I got one chuckle out of this section. In talking about Jesus, he says: “Perhaps he was the most charismatic person ever to live. Someone must have been.”

Beyond this digression into Fascism and literary criticism in the extended center of Book Six, I found the dialogue in the first and last sections extremely realistic, in the sense that much of it seemed meaningless, unnecessary and/or repetitive.

In his September 2018 review of Book Six in the New York Times Book Review, Daniel Mendelsohn posits that Knausgaard “wants to argue that any human life is, in the end, just that – a life. And it’s here that his ideological commitment to minutely representing reality – or rather a fervent belief that the particulars of our lives, in their complexity and their vivifying incoherence, always trump any attempt to impose ideology on them…. A life is a life; that’s the struggle. No life ‘means’ anything more than itself.”

Knausgaard himself describes My Struggle as an experiment. Which, in his view, failed.

Because I have never been close to saying what I really mean and describing what I have actually seen, but it is not valueless, at least not completely, for when describing the reality of an individual person, when attempting to be as honest as possible is considered immoral and scandalous, the force of the social dimension is visible and also the way in which it regulates and controls individuals.

Perhaps, it seems, particularly with hindsight, that Knausgaard was overly sensitive to the objections. The overwhelming response, from at least my perspective, has been adulation, success, and praise.

In a New York Times piece from May of 2014, Liesl Schillinger quotes the writer Hari Kunzru:

“He does all the stuff you’re not supposed to do,” Mr. Kunzru said. “He risked being boring at every turn. He has the courage to say, ‘My ordinary life as a father in a regional town is going to be enough to hold the reader’s attention.’”

Certainly Knausgaard has been able to hold the attention of millions of readers. Whether it’s his voice, or his style, or the insight of his observations.

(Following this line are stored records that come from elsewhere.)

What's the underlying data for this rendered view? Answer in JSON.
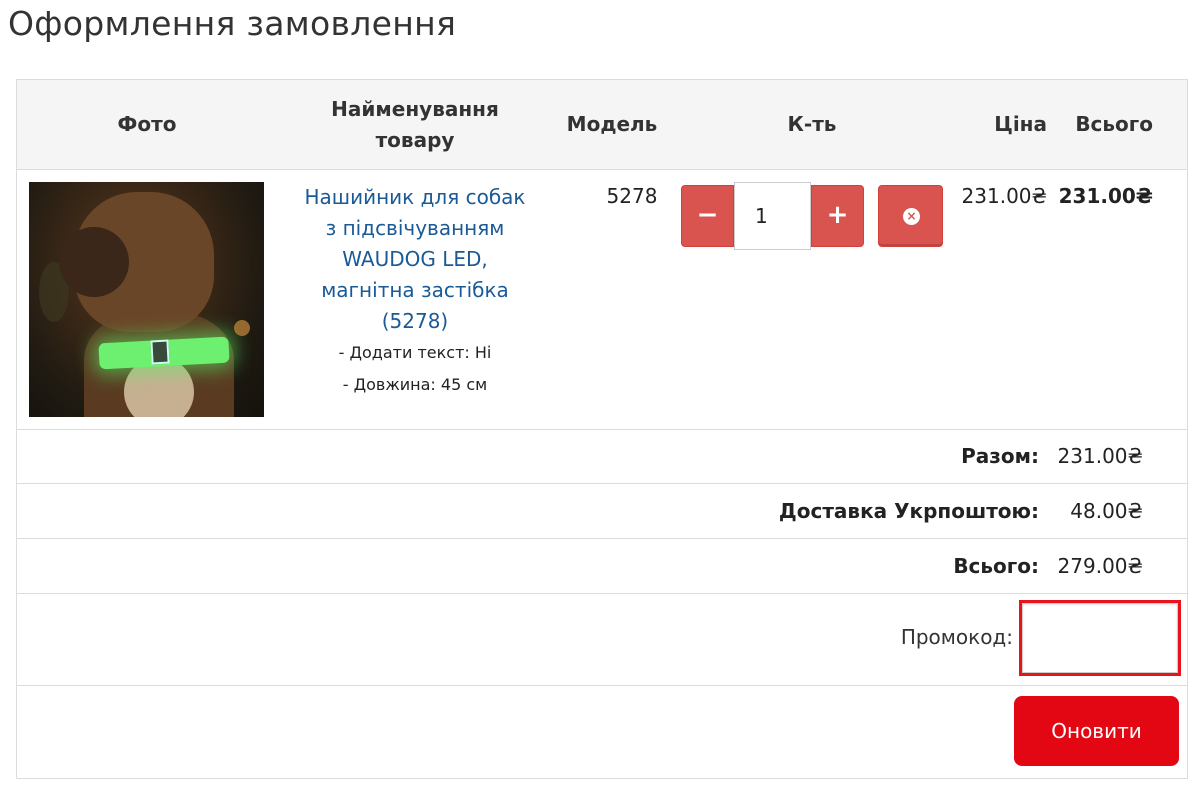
{
  "page": {
    "title": "Оформлення замовлення"
  },
  "cart": {
    "headers": {
      "photo": "Фото",
      "name": "Найменування товару",
      "model": "Модель",
      "qty": "К-ть",
      "price": "Ціна",
      "total": "Всього"
    },
    "items": [
      {
        "name_lines": [
          "Нашийник для собак",
          "з підсвічуванням",
          "WAUDOG LED,",
          "магнітна застібка",
          "(5278)"
        ],
        "options": [
          "- Додати текст: Ні",
          "- Довжина: 45 см"
        ],
        "model": "5278",
        "qty": "1",
        "price": "231.00₴",
        "total": "231.00₴",
        "photo_alt": "dog with glowing green LED collar"
      }
    ],
    "minus_icon": "−",
    "plus_icon": "+",
    "remove_icon": "×"
  },
  "totals": [
    {
      "label": "Разом:",
      "value": "231.00₴"
    },
    {
      "label": "Доставка Укрпоштою:",
      "value": "48.00₴"
    },
    {
      "label": "Всього:",
      "value": "279.00₴"
    }
  ],
  "promo": {
    "label": "Промокод:",
    "value": ""
  },
  "actions": {
    "update_label": "Оновити"
  },
  "colors": {
    "accent_red": "#e30613",
    "button_red": "#d9534f",
    "link_blue": "#1a5a96",
    "highlight": "#e8141b"
  }
}
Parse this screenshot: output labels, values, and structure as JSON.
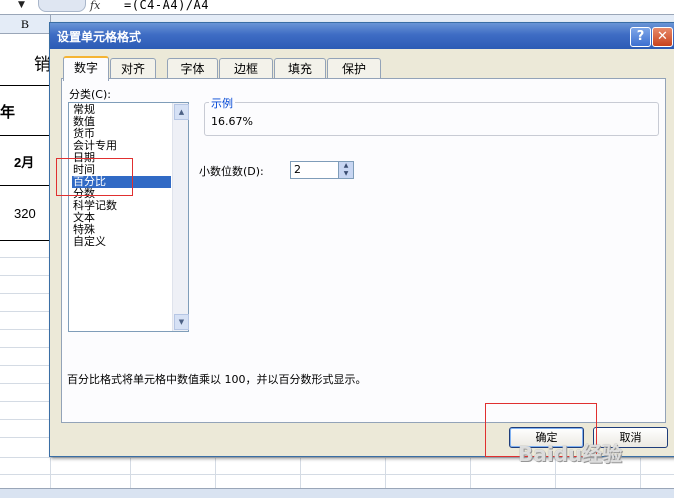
{
  "formula_bar": {
    "dropdown_arrow": "▼",
    "fx": "fx",
    "formula": "=(C4-A4)/A4"
  },
  "column_header": {
    "col_b": "B"
  },
  "background_cells": {
    "sales": "销",
    "year": "年",
    "month": "2月",
    "value": "320"
  },
  "dialog": {
    "title": "设置单元格格式",
    "help_label": "?",
    "close_label": "✕",
    "tabs": [
      "数字",
      "对齐",
      "字体",
      "边框",
      "填充",
      "保护"
    ],
    "active_tab": "数字",
    "category_label": "分类(C):",
    "categories": [
      "常规",
      "数值",
      "货币",
      "会计专用",
      "日期",
      "时间",
      "百分比",
      "分数",
      "科学记数",
      "文本",
      "特殊",
      "自定义"
    ],
    "selected_category": "百分比",
    "sample_title": "示例",
    "sample_value": "16.67%",
    "decimals_label": "小数位数(D):",
    "decimals_value": "2",
    "description": "百分比格式将单元格中数值乘以 100，并以百分数形式显示。",
    "ok_label": "确定",
    "cancel_label": "取消"
  },
  "watermark": "Baidu经验",
  "colors": {
    "titlebar": "#2b5bb5",
    "selection": "#316ac5",
    "annotation": "#e03030",
    "tab_accent": "#f5b434"
  }
}
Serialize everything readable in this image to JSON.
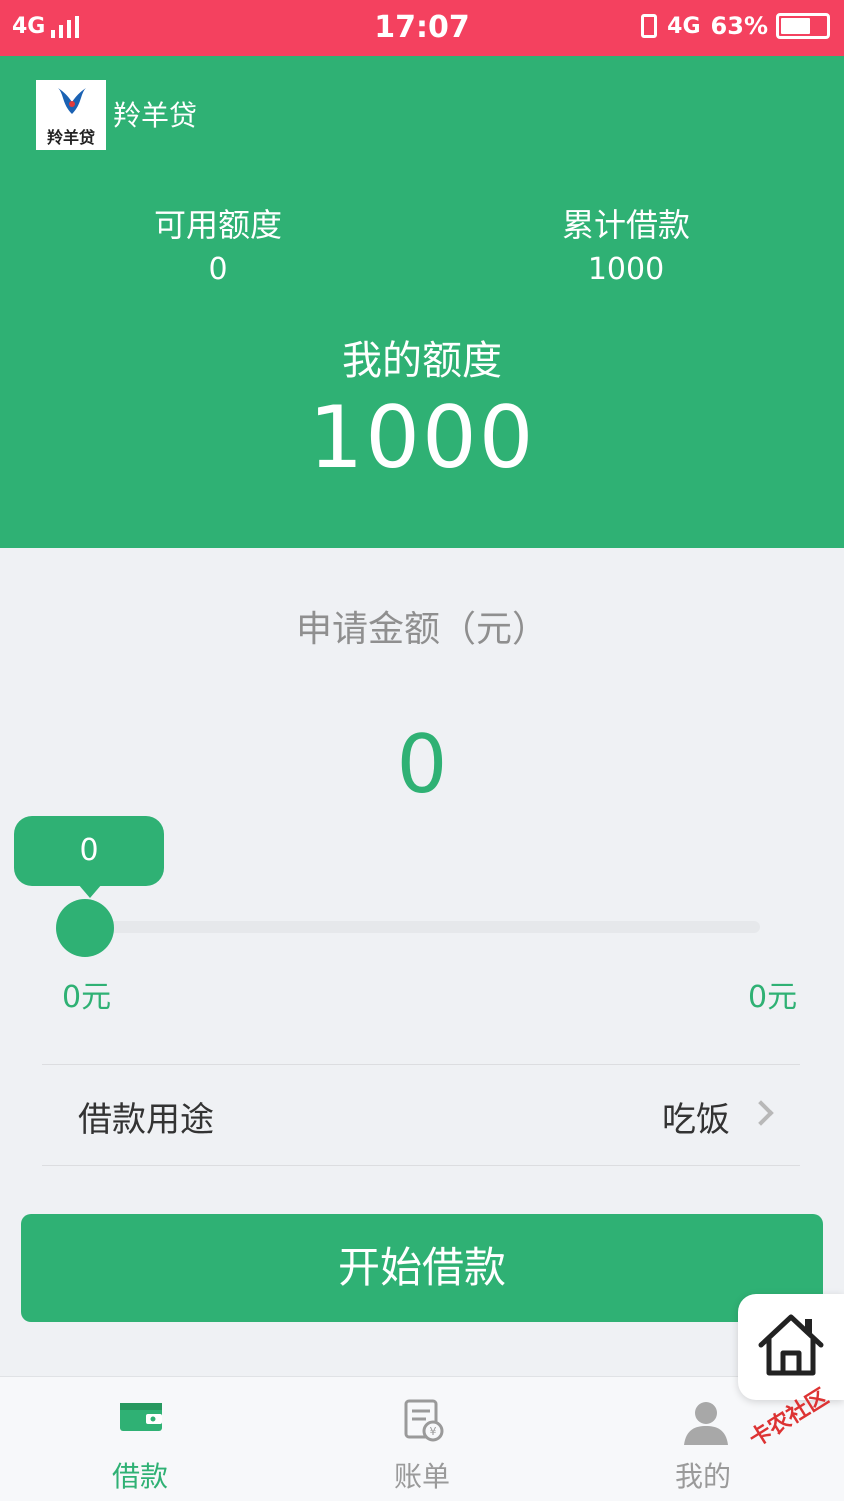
{
  "status_bar": {
    "network": "4G",
    "time": "17:07",
    "network_right": "4G",
    "battery": "63%"
  },
  "header": {
    "logo_text": "羚羊贷",
    "app_name": "羚羊贷",
    "available_label": "可用额度",
    "available_value": "0",
    "total_label": "累计借款",
    "total_value": "1000",
    "quota_label": "我的额度",
    "quota_value": "1000"
  },
  "apply": {
    "label": "申请金额（元）",
    "value": "0",
    "slider_bubble": "0",
    "slider_position": 0,
    "range_min": "0元",
    "range_max": "0元"
  },
  "purpose": {
    "label": "借款用途",
    "value": "吃饭"
  },
  "start_button": "开始借款",
  "bottom_nav": {
    "items": [
      {
        "label": "借款",
        "icon": "wallet-icon",
        "active": true
      },
      {
        "label": "账单",
        "icon": "bill-icon",
        "active": false
      },
      {
        "label": "我的",
        "icon": "person-icon",
        "active": false
      }
    ]
  },
  "watermark": "卡农社区",
  "colors": {
    "status_bar": "#f4415f",
    "accent": "#2fb174",
    "background": "#eff1f4"
  }
}
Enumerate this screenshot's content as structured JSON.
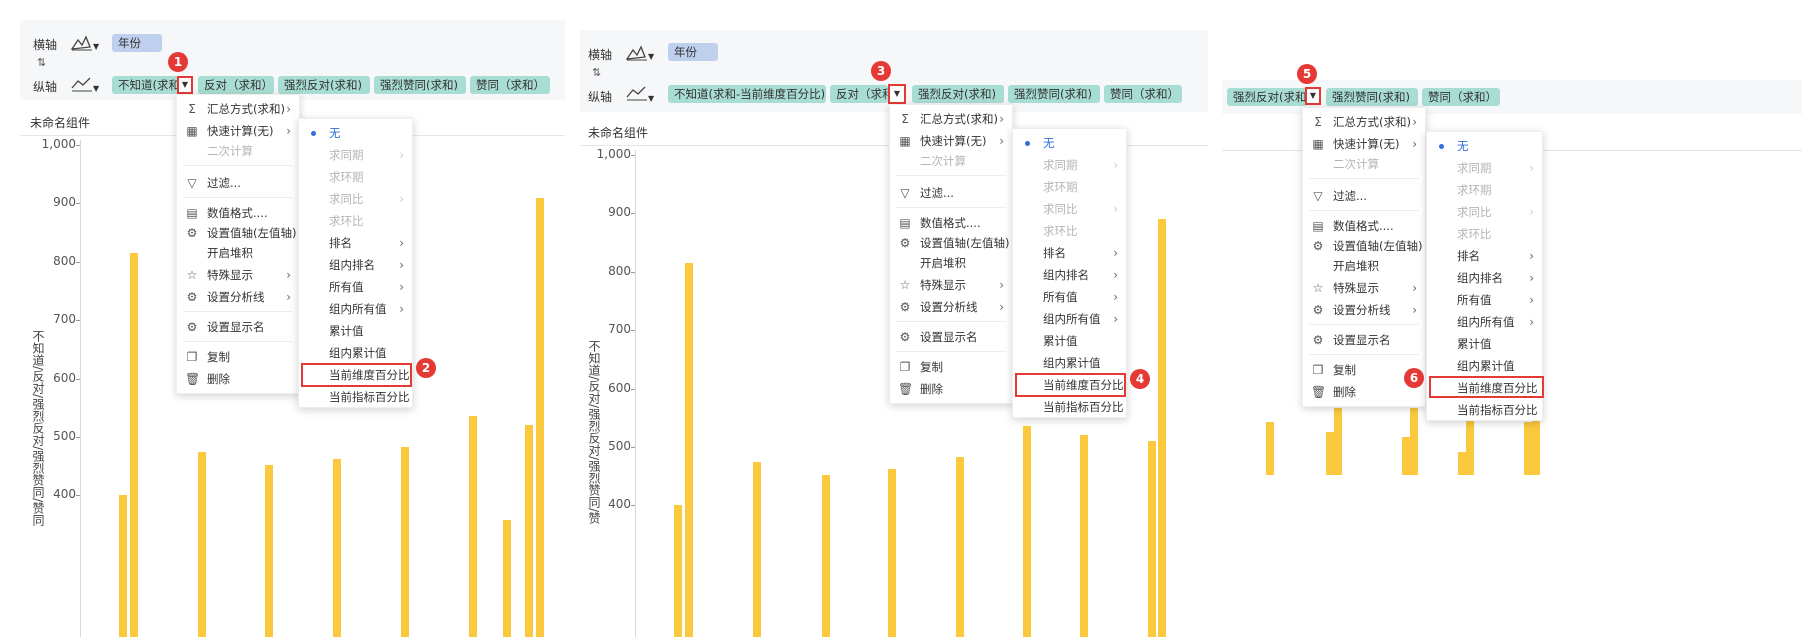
{
  "axis": {
    "x_label": "横轴",
    "y_label": "纵轴",
    "swap_icon": "swap-icon",
    "chart_type_icon": "area-chart-icon",
    "line_icon": "line-chart-icon"
  },
  "x_field": "年份",
  "panel1": {
    "y_fields": [
      "不知道(求和)",
      "反对（求和）",
      "强烈反对(求和)",
      "强烈赞同(求和)",
      "赞同（求和）"
    ],
    "title": "未命名组件",
    "y_axis_title": "不知道/反对/强烈反对/强烈赞同/赞同",
    "y_ticks": [
      "1,000",
      "900",
      "800",
      "700",
      "600",
      "500",
      "400"
    ]
  },
  "panel2": {
    "y_fields": [
      "不知道(求和-当前维度百分比)",
      "反对（求和",
      "强烈反对(求和)",
      "强烈赞同(求和)",
      "赞同（求和）"
    ],
    "title": "未命名组件",
    "y_axis_title": "不知道/反对/强烈反对/强烈赞同/赞",
    "y_ticks": [
      "1,000",
      "900",
      "800",
      "700",
      "600",
      "500",
      "400"
    ]
  },
  "panel3": {
    "y_fields": [
      "强烈反对(求和",
      "强烈赞同(求和)",
      "赞同（求和）"
    ]
  },
  "menu": {
    "items": [
      "汇总方式(求和)",
      "快速计算(无)",
      "二次计算",
      "过滤...",
      "数值格式....",
      "设置值轴(左值轴)",
      "开启堆积",
      "特殊显示",
      "设置分析线",
      "设置显示名",
      "复制",
      "删除"
    ]
  },
  "submenu": {
    "items": [
      "无",
      "求同期",
      "求环期",
      "求同比",
      "求环比",
      "排名",
      "组内排名",
      "所有值",
      "组内所有值",
      "累计值",
      "组内累计值",
      "当前维度百分比",
      "当前指标百分比"
    ]
  },
  "badges": [
    "1",
    "2",
    "3",
    "4",
    "5",
    "6"
  ],
  "colors": {
    "bar": "#fbc93d",
    "highlight": "#e53935",
    "field_blue": "#bfd0ef",
    "field_teal": "#a8ddd3"
  },
  "chart_data": {
    "type": "bar",
    "ylim": [
      300,
      1000
    ],
    "y_ticks": [
      1000,
      900,
      800,
      700,
      600,
      500,
      400
    ],
    "values_panel1": [
      400,
      815,
      475,
      452,
      462,
      482,
      535,
      357,
      520,
      910
    ],
    "values_panel2": [
      400,
      815,
      475,
      452,
      462,
      482,
      535,
      520,
      510,
      890
    ]
  }
}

But it occurs to me that many people have attempted to record their lives, in the minutest detail, whether in the form of a journal, or diary, or the first draft of an autobiography or memoir. They are written with various degrees of recall, felicity, and penetration. But they all have one thing in common: They are not generally published.

They are stripped down, livened up, reshaped, cut, anonymized, or rejected altogether.

Perhaps the advent of self-publishing will change that. Indeed, Gravier House Press is proof that any untested and unproven idiot can do it.

But I kept wondering, as I read Book Six, and the reviews: Is this really a feat of writing? Or more a feat of publishing?